The unspectacular maths is that fifty conferences a year for ten years gives you a contacts list. Five coffees a year for five years gives you a network. The second compounds. The first does not.

Why it is so hard to start when you are already in the hole

If you are reading this in week three of a redundancy, you do not have five years to build the network you should have built. That is the painful frame. The five-people rule is a long-game tool. You cannot speed-run it.

What you can do, in the short window, is be honest with the few people you do have. Do not message thirty contacts hoping for warmth. Pick the three or four people who have any genuine claim on you and have a direct, unflattering conversation. "I am between roles. I need help. Here is what I am looking for. Can we have a thirty-minute call this week?"

Three of those calls beat thirty messages every time. The contacts list will not save you. The two or three real relationships might.

And then, parallel to the search, start building for next time. The next redundancy, the next pivot, the next hard moment. Pick five names. Set the cadence. Begin the long, dull, compounding work of being someone who actually shows up for people, four times a year, for five years, before they need something.

CALL THE FIVE PEOPLE BY FRIDAY. If you cannot name five, the list of five you should have started yesterday is the start of the new list.

The asymmetry that quietly governs everything

The deepest lesson, and the one that took me the longest to absorb, is the asymmetry between asking and offering. Asking costs you almost nothing in the moment but compounds into a debt. Offering costs you a small amount of time and compounds into trust.

If you have spent ten years asking your network for things and rarely offering, the network is in deficit and will collapse the moment you need it. If you have spent ten years offering, with very few asks, the network is in surplus, and one big ask, when it finally comes, will be honoured without resentment.

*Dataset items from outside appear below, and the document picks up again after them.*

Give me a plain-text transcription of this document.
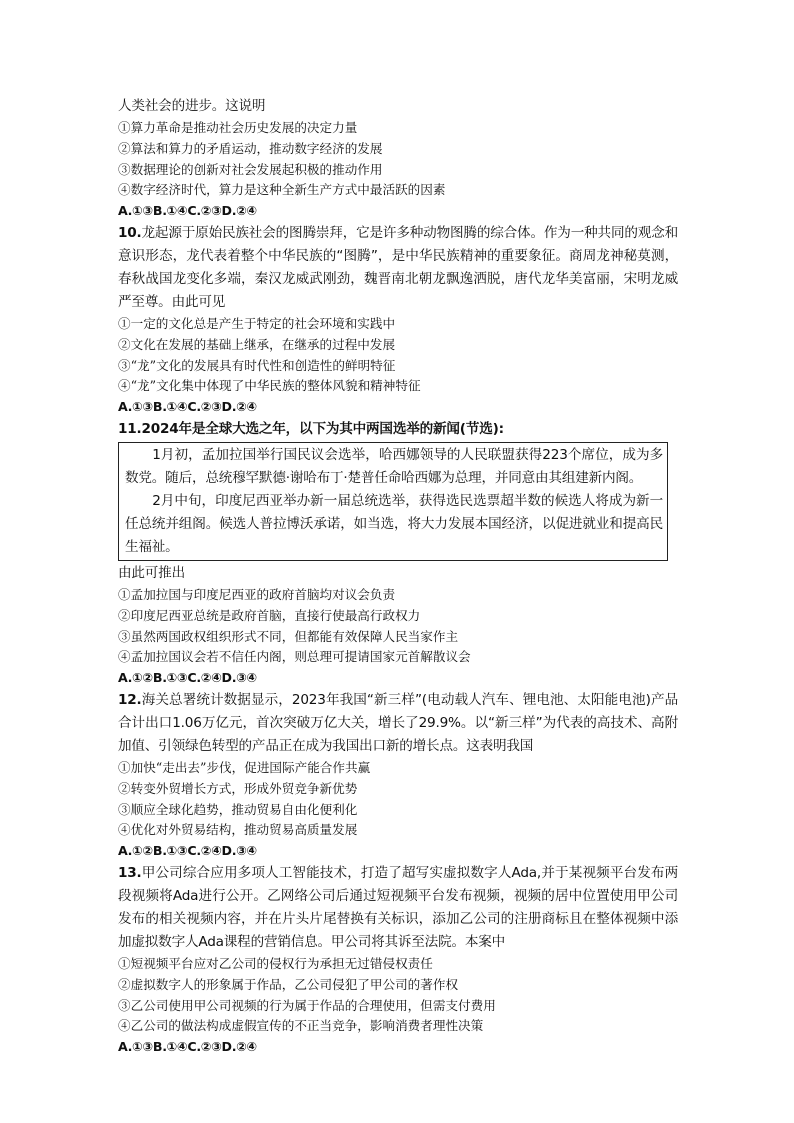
人类社会的进步。这说明
①算力革命是推动社会历史发展的决定力量
②算法和算力的矛盾运动，推动数字经济的发展
③数据理论的创新对社会发展起积极的推动作用
④数字经济时代，算力是这种全新生产方式中最活跃的因素
A.①③B.①④C.②③D.②④
10.龙起源于原始民族社会的图腾崇拜，它是许多种动物图腾的综合体。作为一种共同的观念和意识形态，龙代表着整个中华民族的“图腾”，是中华民族精神的重要象征。商周龙神秘莫测，春秋战国龙变化多端，秦汉龙威武刚劲，魏晋南北朝龙飘逸洒脱，唐代龙华美富丽，宋明龙威严至尊。由此可见
①一定的文化总是产生于特定的社会环境和实践中
②文化在发展的基础上继承，在继承的过程中发展
③“龙”文化的发展具有时代性和创造性的鲜明特征
④“龙”文化集中体现了中华民族的整体风貌和精神特征
A.①③B.①④C.②③D.②④
11.2024年是全球大选之年，以下为其中两国选举的新闻(节选):

1月初，孟加拉国举行国民议会选举，哈西娜领导的人民联盟获得223个席位，成为多数党。随后，总统穆罕默德·谢哈布丁·楚普任命哈西娜为总理，并同意由其组建新内阁。

2月中旬，印度尼西亚举办新一届总统选举，获得选民选票超半数的候选人将成为新一任总统并组阁。候选人普拉博沃承诺，如当选，将大力发展本国经济，以促进就业和提高民生福祉。

由此可推出
①孟加拉国与印度尼西亚的政府首脑均对议会负责
②印度尼西亚总统是政府首脑，直接行使最高行政权力
③虽然两国政权组织形式不同，但都能有效保障人民当家作主
④孟加拉国议会若不信任内阁，则总理可提请国家元首解散议会
A.①②B.①③C.②④D.③④
12.海关总署统计数据显示，2023年我国“新三样”(电动载人汽车、锂电池、太阳能电池)产品合计出口1.06万亿元，首次突破万亿大关，增长了29.9%。以“新三样”为代表的高技术、高附加值、引领绿色转型的产品正在成为我国出口新的增长点。这表明我国
①加快“走出去”步伐，促进国际产能合作共赢
②转变外贸增长方式，形成外贸竞争新优势
③顺应全球化趋势，推动贸易自由化便利化
④优化对外贸易结构，推动贸易高质量发展
A.①②B.①③C.②④D.③④
13.甲公司综合应用多项人工智能技术，打造了超写实虚拟数字人Ada,并于某视频平台发布两段视频将Ada进行公开。乙网络公司后通过短视频平台发布视频，视频的居中位置使用甲公司发布的相关视频内容，并在片头片尾替换有关标识，添加乙公司的注册商标且在整体视频中添加虚拟数字人Ada课程的营销信息。甲公司将其诉至法院。本案中
①短视频平台应对乙公司的侵权行为承担无过错侵权责任
②虚拟数字人的形象属于作品，乙公司侵犯了甲公司的著作权
③乙公司使用甲公司视频的行为属于作品的合理使用，但需支付费用
④乙公司的做法构成虚假宣传的不正当竞争，影响消费者理性决策
A.①③B.①④C.②③D.②④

Most professional men I know are net askers and do not realise it. They count favours done as one-for-one. They are not. An offered favour, unprompted, with no return expected, is worth four asked favours. The accounting is asymmetric, and most men keep the books wrong.

The fix is to spend the next year doing five small, unsolicited, useful things for the five people on your list. An introduction they did not ask for but will value. A piece of intel they would not otherwise have. A book recommendation that lands. A genuine question about their kid's exam, six months after they mentioned it.

That is the network. Five people. Four coffees a year. Quiet offers. Ask once a decade.

Plant five trees. Water them. Sit in the shade later.